No la recordaba así. Solía ser más alta y andar con una tiza en la mano. Su cabello era oscuro y sus rasgos menos pronunciados, como quien enfrenta la vida desde cero, sin cansancio.
Ese día la vi encorvada… parecía llevar el mundo a sus espaldas. Dudé en saludarla, seguro no se acordaría de mí, habían pasado ya 16 años. Viré la espalda y escuché su voz reclamar: “Pero, ¿tú no piensas darme un beso?”.

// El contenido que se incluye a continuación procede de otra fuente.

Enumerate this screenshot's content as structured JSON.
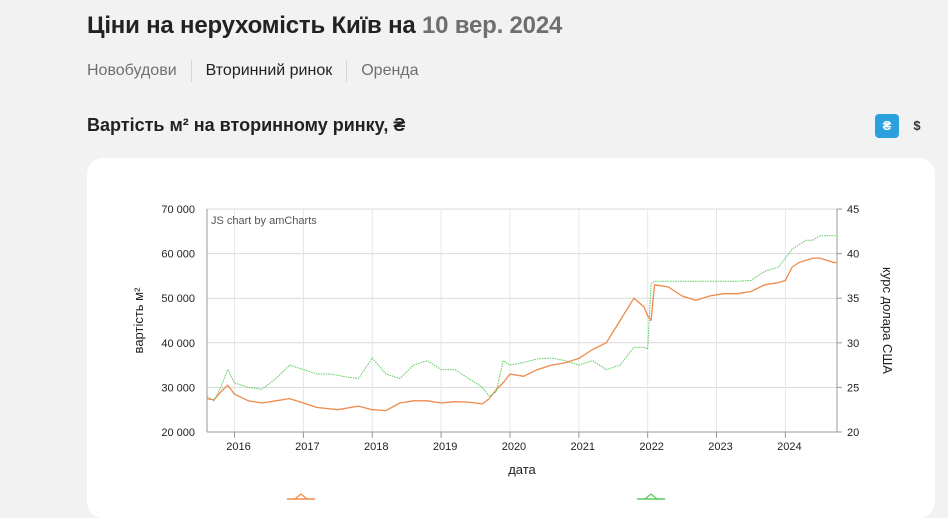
{
  "header": {
    "title_main": "Ціни на нерухомість Київ на",
    "title_date": "10 вер. 2024"
  },
  "tabs": [
    {
      "label": "Новобудови",
      "active": false
    },
    {
      "label": "Вторинний ринок",
      "active": true
    },
    {
      "label": "Оренда",
      "active": false
    }
  ],
  "section": {
    "title": "Вартість м² на вторинному ринку, ₴"
  },
  "currency_toggle": {
    "uah": "₴",
    "usd": "$",
    "selected": "uah"
  },
  "colors": {
    "accent": "#2aa0dc",
    "price_line": "#f08a4b",
    "rate_line": "#5cc85c"
  },
  "chart_data": {
    "type": "line",
    "watermark": "JS chart by amCharts",
    "xlabel": "дата",
    "ylabel_left": "вартість м²",
    "ylabel_right": "курс долара США",
    "y_left": {
      "min": 20000,
      "max": 70000,
      "ticks": [
        "20 000",
        "30 000",
        "40 000",
        "50 000",
        "60 000",
        "70 000"
      ],
      "tick_values": [
        20000,
        30000,
        40000,
        50000,
        60000,
        70000
      ]
    },
    "y_right": {
      "min": 20,
      "max": 45,
      "ticks": [
        "20",
        "25",
        "30",
        "35",
        "40",
        "45"
      ],
      "tick_values": [
        20,
        25,
        30,
        35,
        40,
        45
      ]
    },
    "x_range": [
      2015.6,
      2024.75
    ],
    "x_ticks": [
      "2016",
      "2017",
      "2018",
      "2019",
      "2020",
      "2021",
      "2022",
      "2023",
      "2024"
    ],
    "x_tick_values": [
      2016,
      2017,
      2018,
      2019,
      2020,
      2021,
      2022,
      2023,
      2024
    ],
    "grid": true,
    "series": [
      {
        "axis": "left",
        "x": [
          2015.6,
          2015.7,
          2015.8,
          2015.9,
          2016.0,
          2016.2,
          2016.4,
          2016.6,
          2016.8,
          2017.0,
          2017.2,
          2017.5,
          2017.8,
          2018.0,
          2018.2,
          2018.4,
          2018.6,
          2018.8,
          2019.0,
          2019.2,
          2019.4,
          2019.6,
          2019.7,
          2019.8,
          2019.9,
          2020.0,
          2020.2,
          2020.4,
          2020.6,
          2020.8,
          2021.0,
          2021.2,
          2021.4,
          2021.6,
          2021.8,
          2021.95,
          2022.0,
          2022.05,
          2022.1,
          2022.3,
          2022.5,
          2022.7,
          2022.9,
          2023.1,
          2023.3,
          2023.5,
          2023.7,
          2023.9,
          2024.0,
          2024.1,
          2024.2,
          2024.3,
          2024.4,
          2024.5,
          2024.6,
          2024.7,
          2024.75
        ],
        "values": [
          27500,
          27200,
          29000,
          30500,
          28500,
          27000,
          26500,
          27000,
          27500,
          26500,
          25500,
          25000,
          25800,
          25000,
          24800,
          26500,
          27000,
          27000,
          26500,
          26800,
          26700,
          26300,
          27500,
          29500,
          31000,
          33000,
          32500,
          34000,
          35000,
          35500,
          36500,
          38500,
          40000,
          45000,
          50000,
          48000,
          46000,
          45000,
          53000,
          52500,
          50500,
          49500,
          50500,
          51000,
          51000,
          51500,
          53000,
          53500,
          54000,
          57000,
          58000,
          58500,
          59000,
          59000,
          58500,
          58000,
          58000
        ]
      },
      {
        "axis": "right",
        "x": [
          2015.6,
          2015.7,
          2015.8,
          2015.9,
          2016.0,
          2016.2,
          2016.4,
          2016.6,
          2016.8,
          2017.0,
          2017.2,
          2017.4,
          2017.6,
          2017.8,
          2018.0,
          2018.2,
          2018.4,
          2018.6,
          2018.8,
          2019.0,
          2019.2,
          2019.4,
          2019.6,
          2019.7,
          2019.8,
          2019.9,
          2020.0,
          2020.2,
          2020.4,
          2020.6,
          2020.8,
          2021.0,
          2021.2,
          2021.4,
          2021.6,
          2021.8,
          2021.95,
          2022.0,
          2022.05,
          2022.1,
          2022.3,
          2022.5,
          2022.7,
          2022.9,
          2023.1,
          2023.3,
          2023.5,
          2023.7,
          2023.9,
          2024.0,
          2024.1,
          2024.2,
          2024.3,
          2024.4,
          2024.5,
          2024.6,
          2024.7,
          2024.75
        ],
        "values": [
          24.0,
          23.5,
          25.0,
          27.0,
          25.5,
          25.0,
          24.8,
          26.0,
          27.5,
          27.0,
          26.5,
          26.5,
          26.2,
          26.0,
          28.3,
          26.5,
          26.0,
          27.5,
          28.0,
          27.0,
          27.0,
          26.0,
          25.0,
          24.0,
          24.5,
          28.0,
          27.5,
          27.8,
          28.2,
          28.3,
          28.0,
          27.5,
          28.0,
          27.0,
          27.5,
          29.5,
          29.5,
          29.3,
          36.6,
          36.9,
          36.9,
          36.9,
          36.9,
          36.9,
          36.9,
          36.9,
          37.0,
          38.0,
          38.5,
          39.5,
          40.5,
          41.0,
          41.5,
          41.5,
          42.0,
          42.0,
          42.0,
          42.0
        ]
      }
    ]
  }
}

Fue entonces cuando la reconocí. Era ella, Caridad, la de siempre… con su sonrisa marcada de la alegría de ver crecer tantos niños, sus ojos arrugados de llorar ante el orgullo de quienes escriben sus primeras palabras, su ceño fruncido por los regaños oportunos, esos que edifican.

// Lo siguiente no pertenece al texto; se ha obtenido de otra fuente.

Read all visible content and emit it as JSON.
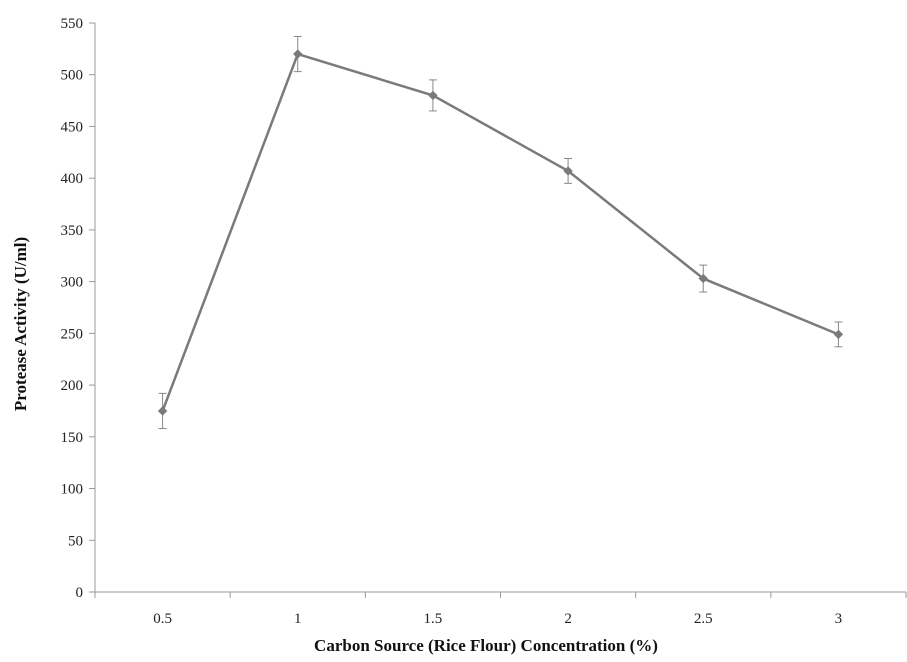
{
  "chart_data": {
    "type": "line",
    "title": "",
    "xlabel": "Carbon Source (Rice Flour) Concentration (%)",
    "ylabel": "Protease Activity (U/ml)",
    "categories": [
      "0.5",
      "1",
      "1.5",
      "2",
      "2.5",
      "3"
    ],
    "series": [
      {
        "values": [
          175,
          520,
          480,
          407,
          303,
          249
        ],
        "error": [
          17,
          17,
          15,
          12,
          13,
          12
        ],
        "color": "#7a7a7a",
        "marker": "diamond"
      }
    ],
    "ylim": [
      0,
      550
    ],
    "yticks": [
      "0",
      "50",
      "100",
      "150",
      "200",
      "250",
      "300",
      "350",
      "400",
      "450",
      "500",
      "550"
    ],
    "grid": false,
    "legend": "none",
    "axis_color": "#999999"
  }
}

¡Cómo ha cambiado mi maestra! Ahora es más hermosa y tiene miles de nombres guardados en su mente, porque cada uno es una historia, un desvelo, una manera distinta de enseñar algo nuevo, de aprehender.

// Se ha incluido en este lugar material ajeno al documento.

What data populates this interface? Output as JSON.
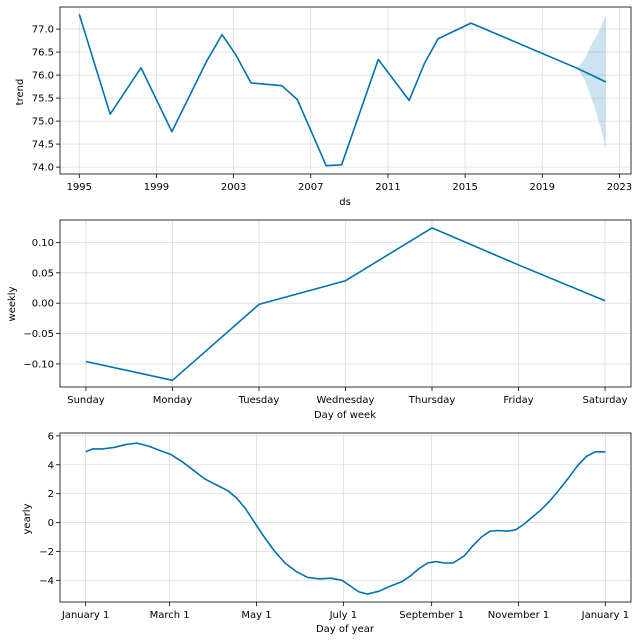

Sin embargo, aún cuando son muchas las diferencias con la Caridad de mis recuerdos, sigue siendo la misma: la mejor de la escuela. Tuve el honor de tenerla por profesora y no me alcanzarán los días para agradecerle las lecciones cantadas, las reglas ortográficas en formas de poesía, lo ingenioso de su método de enseñanza.
Ella fue mi maestra y, como yo, millones de habaneros agradecen a sus segundos padres, los de la academia, este 22 de diciembre.